Я подошел и обратился к нему по-русски. Он с озадаченным видом пожал мне руку и спросил:
— Вы кто же? Француз? А где же по-русски так научились говорить? Мне как раз переводчик нужен, а то я с вашими французами никак договориться не могу. Вы приходите, будете у меня переговорщиком. — Видя мое замешательство, он сказал: — Да не бойтесь, я вас не задержу. Когда ваши товарищи поедут домой и вы вместе с ними поедете. А все-таки, как же вы француз, а так чисто по-русски говорите?
— Я родился в Москве, товарищ майор.
И тут, с любопытством взглянув мне в лицо, он задал мне вопрос, которого я больше всего боялся:
— Эмигрант? — Вероятно, заметив мое испуганное выражение, он, слегка вспыхнув, поспешно прибавил: — Даю слово офицера…
Впоследствии, он всегда успокаивал мои страхи:
— Да никто вам ничего не сделает. Ну, может, наткнетесь на дурака. Дураков и мерзавцев всюду много. Скажет что-нибудь, а вы не обращайте внимания. Ведь у нас враги только те, кто с немцами шел. Ну, а если уж так боитесь, говорите, что француз — и все.
С тех пор, по его приглашению, я и французские офицеры обедали в офицерской столовой при комендатуре. Иногда после обеда мы оставались с ним вдвоем. Я все расспрашивал его о войне: «Ведь мы в течение пяти лет, кроме немецкой пропаганды ничего не читали. Не знаем в каких условиях проходила война в России».
К сожалению, он был плохой рассказчик.
— Что же, условия тяжелые были, — сказал он, видимо, стараясь найти в своих воспоминаниях что-нибудь для меня интересное, — вот я с моим батальоном восемь месяцев в окружении сидел. На плохом участке. Болото, огня не развести: немецкие окопы в двухстах метрах. А тут целый день по щиколотку в ледяной воде. А ведь самое главное, чтобы ноги сухие были. Так мы портянки между телом и брюками сушили: одну в правую штанину, другую в левую. А спали под открытым небом: нарубишь еловых веток и прямо тебе матрац. Со снабжением плохо было, только самолетами подбрасывали. Построишь утром бойцов, смотреть страшно — стоят опухшие, и лица, и руки опухшие, как водой налиты. Умирали многие. А работали по восемнадцать часов в день. Рубеж крепили. Я сам инженер. И знаете, никто ничего не говорил, никакого там ропота. — Улыбаясь, он задумчиво покачал головой. — Да, наш русский мужичок все вынесет. Не шикарный он, не такой, как у вас в Европе, а выносливость страшная. Ему сухаря и воды довольно — и воюет, и победит! — заключил он с силой и с какой-то задушевной убежденностью. — А то, что у нас по сравнению с Западом есть еще культурная отсталость, этого мы не скрываем. В ту войну, империалистическую, народ еще неграмотный был. Это так быстро не исправишь. Да и у нас в начале войны ошибки были. А тут — еще четыре года войны. Люди измотались. Знаете, некоторые думают, что теперь все позволено.
Однажды он сказал мне:
— Вот завтра приезжает новая комендатура, специальная для союзных пленных. Сами увидите, какие теперь русские: мужики, могут нагрубить, а по существу в большинстве хорошие люди.

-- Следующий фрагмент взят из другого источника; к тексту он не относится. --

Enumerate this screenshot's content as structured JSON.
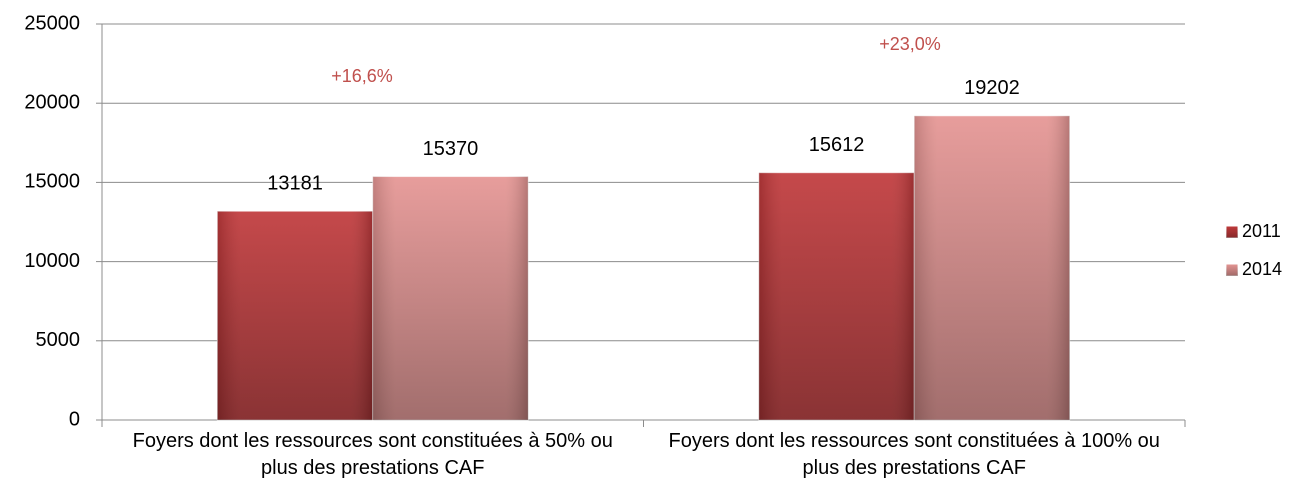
{
  "chart_data": {
    "type": "bar",
    "categories": [
      "Foyers dont les ressources sont constituées à 50% ou plus des prestations CAF",
      "Foyers dont les ressources sont constituées à 100% ou plus des prestations CAF"
    ],
    "series": [
      {
        "name": "2011",
        "color": "#c0393b",
        "values": [
          13181,
          15612
        ]
      },
      {
        "name": "2014",
        "color": "#e59593",
        "values": [
          15370,
          19202
        ]
      }
    ],
    "annotations": [
      "+16,6%",
      "+23,0%"
    ],
    "annotation_color": "#c0504d",
    "ylim": [
      0,
      25000
    ],
    "yticks": [
      0,
      5000,
      10000,
      15000,
      20000,
      25000
    ],
    "grid": true,
    "legend": "right"
  }
}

На следующий день он познакомил меня с первым представителем новой комендатуры, младшим лейтенантом Даниловым. В стоптанных солдатских сапогах, в стеганых штанах, в почерневшей от пота выцветшей гимнастерке, младший лейтенант Данилов и вправду, несмотря на золотые погоны, был больше похож на мужика или старого рабочего, чем на офицера. Было ему, верно, около шестидесяти. Сивые, но еще густые, спутанные волосы, коричневое от загара лицо, с глубоко прорезанными морщинами и варварскими, точно топором вырубленными скулами. Косматые брови и нос как у Льва Толстого.